Under fire: State Police headquarters in Framingham., Mass
Amid numerous ongoing investigations into overtime and payroll fraud, the Massachusetts State Police Department has tried several times in recent months to destroy more than a hundred boxes of payroll, attendance, and personnel documents that span decades, records show.
The current probe kicked off in March when state police commander, Col. Kerry Gilpin announced that more than 20 State Troopers, including one who is retired, were being investigated for allegedly receiving payment for shifts they may not have worked, which could criminal charges if warranted.
That announcement came in the wake of a Boston Globe review of payroll data showing that 245 Massachusetts state troopers made more than $200,000 in 2017.
Many of them supplemented their regular salary by taking on long overtime shifts or taking on multiple details directing traffic or providing security at special events, which is not uncommon in many police departments.
According to the Globe report, four troopers collected more than $300,000, including three who took buyouts when they retired amid controversy.
The median pay for a state trooper was $145,413.
In the course of the investigations, the department asked a state document retention board three times this year for its approval to destroy the files, including once in March, just days after it was revealed that payroll records for an entire 140-trooper unit had been kept hidden for years.
in a strange twist the Records Conservation Board tabled each State Police request, citing the records’ potential involvement in ongoing investigations, according to documents provided by the board. Each State Police request sought the destruction of the only existing copies of the records in question.
Massachusetts State Police spokesman David Procopio said in a statement Wednesday that “none of the records in question have been destroyed.”

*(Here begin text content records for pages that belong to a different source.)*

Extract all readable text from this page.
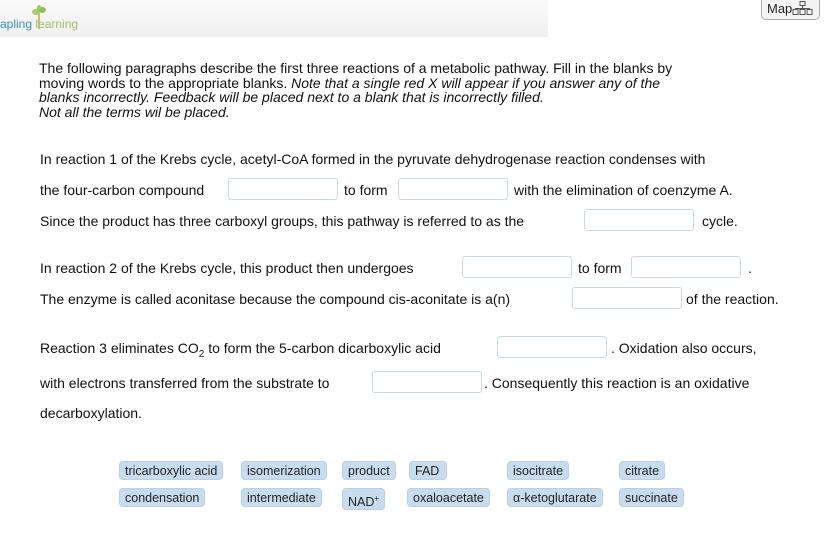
apling learning
Map
The following paragraphs describe the first three reactions of a metabolic pathway. Fill in the blanks by
moving words to the appropriate blanks. Note that a single red X will appear if you answer any of the
blanks incorrectly. Feedback will be placed next to a blank that is incorrectly filled.
Not all the terms wil be placed.
In reaction 1 of the Krebs cycle, acetyl-CoA formed in the pyruvate dehydrogenase reaction condenses with
the four-carbon compound	to form	with the elimination of coenzyme A.
Since the product has three carboxyl groups, this pathway is referred to as the	cycle.
In reaction 2 of the Krebs cycle, this product then undergoes	to form	.
The enzyme is called aconitase because the compound cis-aconitate is a(n)	of the reaction.
Reaction 3 eliminates $CO_2$ to form the 5-carbon dicarboxylic acid	. Oxidation also occurs,
with electrons transferred from the substrate to	. Consequently this reaction is an oxidative
decarboxylation.
tricarboxylic acid	isomerization	product	FAD	isocitrate	citrate
condensation	intermediate	NAD+	oxaloacetate	α-ketoglutarate	succinate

“The recent requests made to the board are in compliance with the [Secretary of State’s] retention schedule and the records, due to their age, are not currently the subject of any outside investigation or audit,” Procopio added.

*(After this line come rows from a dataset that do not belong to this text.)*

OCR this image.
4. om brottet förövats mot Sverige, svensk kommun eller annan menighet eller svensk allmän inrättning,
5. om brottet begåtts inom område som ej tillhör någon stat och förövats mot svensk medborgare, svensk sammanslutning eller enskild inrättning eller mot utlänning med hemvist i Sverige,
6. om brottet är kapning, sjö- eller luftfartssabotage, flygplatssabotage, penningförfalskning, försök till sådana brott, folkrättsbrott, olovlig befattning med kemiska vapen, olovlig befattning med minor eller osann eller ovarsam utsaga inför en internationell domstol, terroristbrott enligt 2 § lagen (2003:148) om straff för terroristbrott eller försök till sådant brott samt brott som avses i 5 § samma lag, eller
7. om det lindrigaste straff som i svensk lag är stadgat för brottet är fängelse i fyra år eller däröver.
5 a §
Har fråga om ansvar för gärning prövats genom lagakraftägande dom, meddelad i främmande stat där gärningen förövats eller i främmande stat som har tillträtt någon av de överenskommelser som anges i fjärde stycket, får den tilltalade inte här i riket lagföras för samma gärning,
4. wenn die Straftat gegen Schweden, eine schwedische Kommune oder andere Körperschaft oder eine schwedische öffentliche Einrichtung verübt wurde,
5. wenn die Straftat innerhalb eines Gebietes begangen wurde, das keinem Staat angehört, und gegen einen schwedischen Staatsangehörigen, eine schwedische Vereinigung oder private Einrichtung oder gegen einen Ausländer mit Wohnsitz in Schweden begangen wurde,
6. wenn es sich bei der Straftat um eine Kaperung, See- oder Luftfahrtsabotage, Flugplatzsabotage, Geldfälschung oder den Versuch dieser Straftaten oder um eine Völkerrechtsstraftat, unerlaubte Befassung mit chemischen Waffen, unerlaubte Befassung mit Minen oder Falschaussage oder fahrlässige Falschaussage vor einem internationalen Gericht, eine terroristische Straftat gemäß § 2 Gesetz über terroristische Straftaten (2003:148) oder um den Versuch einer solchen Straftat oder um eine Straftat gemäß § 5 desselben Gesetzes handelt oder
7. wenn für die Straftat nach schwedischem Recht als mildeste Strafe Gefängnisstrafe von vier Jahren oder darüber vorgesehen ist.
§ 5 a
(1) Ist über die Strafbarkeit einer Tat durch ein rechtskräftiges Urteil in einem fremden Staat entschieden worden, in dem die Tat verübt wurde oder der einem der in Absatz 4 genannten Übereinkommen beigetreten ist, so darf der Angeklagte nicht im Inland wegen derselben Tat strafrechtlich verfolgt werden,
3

According to Procopio, payroll records will be retained “until further notice.”
The request to destroy the records was first reported by CommonWealth Magazine on Tuesday.

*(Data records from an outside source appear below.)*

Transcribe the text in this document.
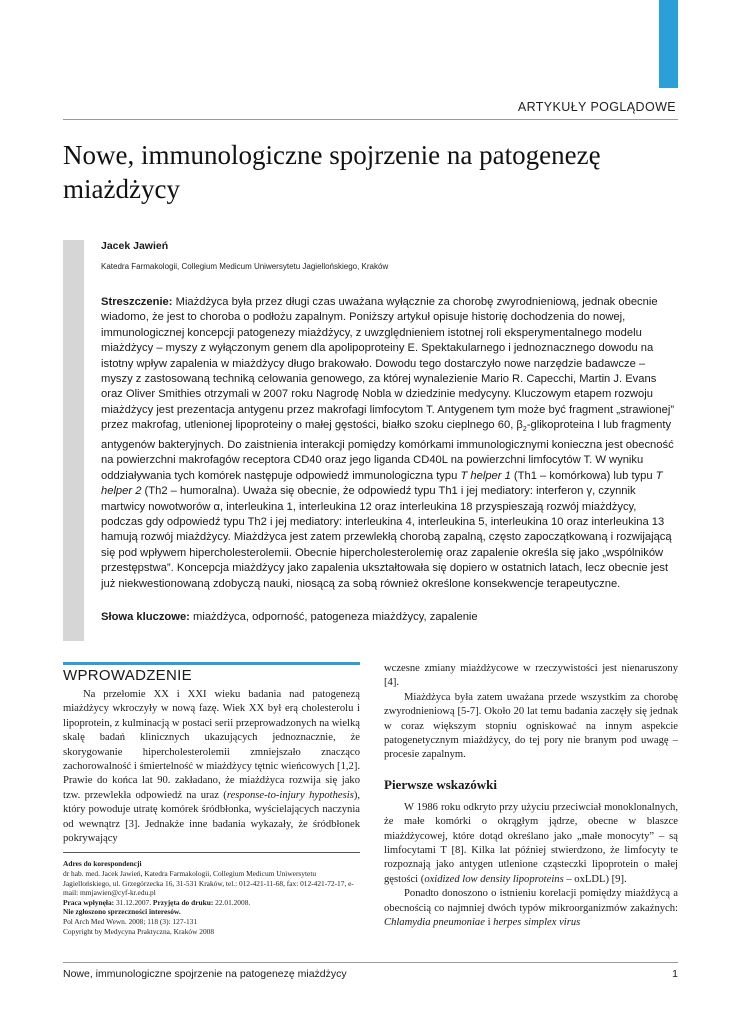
ARTYKUŁY POGLĄDOWE
Nowe, immunologiczne spojrzenie na patogenezę miażdżycy
Jacek Jawień
Katedra Farmakologii, Collegium Medicum Uniwersytetu Jagiellońskiego, Kraków
Streszczenie: Miażdżyca była przez długi czas uważana wyłącznie za chorobę zwyrodnieniową, jednak obecnie wiadomo, że jest to choroba o podłożu zapalnym. Poniższy artykuł opisuje historię dochodzenia do nowej, immunologicznej koncepcji patogenezy miażdżycy, z uwzględnieniem istotnej roli eksperymentalnego modelu miażdżycy – myszy z wyłączonym genem dla apolipoproteiny E. Spektakularnego i jednoznacznego dowodu na istotny wpływ zapalenia w miażdżycy długo brakowało. Dowodu tego dostarczyło nowe narzędzie badawcze – myszy z zastosowaną techniką celowania genowego, za której wynalezienie Mario R. Capecchi, Martin J. Evans oraz Oliver Smithies otrzymali w 2007 roku Nagrodę Nobla w dziedzinie medycyny. Kluczowym etapem rozwoju miażdżycy jest prezentacja antygenu przez makrofagi limfocytom T. Antygenem tym może być fragment „strawionej” przez makrofag, utlenionej lipoproteiny o małej gęstości, białko szoku cieplnego 60, $\beta_2$-glikoproteina I lub fragmenty antygenów bakteryjnych. Do zaistnienia interakcji pomiędzy komórkami immunologicznymi konieczna jest obecność na powierzchni makrofagów receptora CD40 oraz jego liganda CD40L na powierzchni limfocytów T. W wyniku oddziaływania tych komórek następuje odpowiedź immunologiczna typu T helper 1 (Th1 – komórkowa) lub typu T helper 2 (Th2 – humoralna). Uważa się obecnie, że odpowiedź typu Th1 i jej mediatory: interferon γ, czynnik martwicy nowotworów α, interleukina 1, interleukina 12 oraz interleukina 18 przyspieszają rozwój miażdżycy, podczas gdy odpowiedź typu Th2 i jej mediatory: interleukina 4, interleukina 5, interleukina 10 oraz interleukina 13 hamują rozwój miażdżycy. Miażdżyca jest zatem przewlekłą chorobą zapalną, często zapoczątkowaną i rozwijającą się pod wpływem hipercholesterolemii. Obecnie hipercholesterolemię oraz zapalenie określa się jako „wspólników przestępstwa”. Koncepcja miażdżycy jako zapalenia ukształtowała się dopiero w ostatnich latach, lecz obecnie jest już niekwestionowaną zdobyczą nauki, niosącą za sobą również określone konsekwencje terapeutyczne.
Słowa kluczowe: miażdżyca, odporność, patogeneza miażdżycy, zapalenie
WPROWADZENIE

Na przełomie XX i XXI wieku badania nad patogenezą miażdżycy wkroczyły w nową fazę. Wiek XX był erą cholesterolu i lipoprotein, z kulminacją w postaci serii przeprowadzonych na wielką skalę badań klinicznych ukazujących jednoznacznie, że skorygowanie hipercholesterolemii zmniejszało znacząco zachorowalność i śmiertelność w miażdżycy tętnic wieńcowych [1,2]. Prawie do końca lat 90. zakładano, że miażdżyca rozwija się jako tzw. przewlekła odpowiedź na uraz (response-to-injury hypothesis), który powoduje utratę komórek śródbłonka, wyścielających naczynia od wewnątrz [3]. Jednakże inne badania wykazały, że śródbłonek pokrywający

Adres do korespondencji
dr hab. med. Jacek Jawień, Katedra Farmakologii, Collegium Medicum Uniwersytetu Jagiellońskiego, ul. Grzegórzecka 16, 31-531 Kraków, tel.: 012-421-11-68, fax: 012-421-72-17, e-mail: mmjawien@cyf-kr.edu.pl
Praca wpłynęła: 31.12.2007. Przyjęta do druku: 22.01.2008.
Nie zgłoszono sprzeczności interesów.
Pol Arch Med Wewn. 2008; 118 (3): 127-131
Copyright by Medycyna Praktyczna, Kraków 2008

wczesne zmiany miażdżycowe w rzeczywistości jest nienaruszony [4].

Miażdżyca była zatem uważana przede wszystkim za chorobę zwyrodnieniową [5-7]. Około 20 lat temu badania zaczęły się jednak w coraz większym stopniu ogniskować na innym aspekcie patogenetycznym miażdżycy, do tej pory nie branym pod uwagę – procesie zapalnym.

Pierwsze wskazówki

W 1986 roku odkryto przy użyciu przeciwciał monoklonalnych, że małe komórki o okrągłym jądrze, obecne w blaszce miażdżycowej, które dotąd określano jako „małe monocyty” – są limfocytami T [8]. Kilka lat później stwierdzono, że limfocyty te rozpoznają jako antygen utlenione cząsteczki lipoprotein o małej gęstości (oxidized low density lipoproteins – oxLDL) [9].

Ponadto donoszono o istnieniu korelacji pomiędzy miażdżycą a obecnością co najmniej dwóch typów mikroorganizmów zakaźnych: Chlamydia pneumoniae i herpes simplex virus

Nowe, immunologiczne spojrzenie na patogenezę miażdżycy	1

The department is under widespread scrutiny amid the several scandals. Federal and state prosecutors have charged eight current and former troopers in the ongoing overtime fraud scandal, using department records.
Governor Charlie Baker has described the overtime fraud scandal as a “conspiracy” that “goes back a long time”.
In the midst of department’s own review into 2016 and 2015 payroll records, gov Baker promised “if we find some of the violations there, we’ll look back into 2014…. We’re going to continue to go back into previous years and review those records.”
His office did not immediately respond to a request for comment.
“if we find some of the violations there, we’ll look back into 2014…. We’re going to continue to go back into previous years and review those records.” -Mass governor Charlie Baker
State agencies are forbidden to destroy records without the approval of the six-member Records Conservation Board. State law requires agencies to keep records for a certain amount of time, which varies depending on the type of record. After the required retention period has passed, agencies can seek permission from the board.
The three forms submitted by State Police were signed by department officials — including its directors of finance and human resources — and each attested that the records in question were not subject to any “pending or actual audit or investigation.”
In denying the State Police three requests, the six-member Records Conversation Board cited pending investigations as the basis for keeping the files, documents show.
The timing of the State Police requests raises questions.
In March, Colonel Kerry Gilpin held a press conference accusing 20 troopers of fraudulently collecting overtime pay.
Days later, a Globe report revealed payroll records for an entire 140-trooper State Police division, including some of the department’s top earners — had been hidden for years, prompting sharp criticism and a vow from the notoriously secretive law enforcement agency to be more transparent.
Two days after the Globe report, the agency quietly filed the first of its requests to destroy documents.
The request sought permission to dispose of 115 banker boxes of time and attendance records covering 2010 and 2011, along with “bank and cash” and “billings and collections” records from 2009 through 2013, plus “routine accounting” records for 2001 through 2013.
Mass. Attorney General Maura Healey. Her office has filed charges against three troopers, and has said to expect more, in the overtime fraud case.
In April, State Police filed a separate request to destroy 40 more banker boxes of records, a varied mix of personnel, payroll, and retiree records spanning numerous years, including time and attendance calendars from July 1994 through 2014.
The department’s ongoing internal audit into overtime fraud began with a review of payroll records from 2016. It finished that portion of its review over the summer and had moved on to reviewing 2015 records.
The third and most recent request to destroy 12 more boxes of records was filed last month. Those boxes contained payroll records from 2009 through 2012, including detail and roster assignments, for Troop F.
Troop F, which is funded by the Massachusetts Port Authority to patrol its properties including Logan International Airport in Boston and the city’s Seaport, came under fire in late March for hiding trooper pay records for years.
In 2017, State Police sought to destroy records just once. The board approved that request to dispose of state crime lab documents, but noted it did not involve any records tied to the lab’s scandals in recent years.
The Records Conservation Board is chaired by a designee of Attorney General Maura Healey’s office, which has filed charges against three troopers, and has said to expect more, in the overtime fraud case.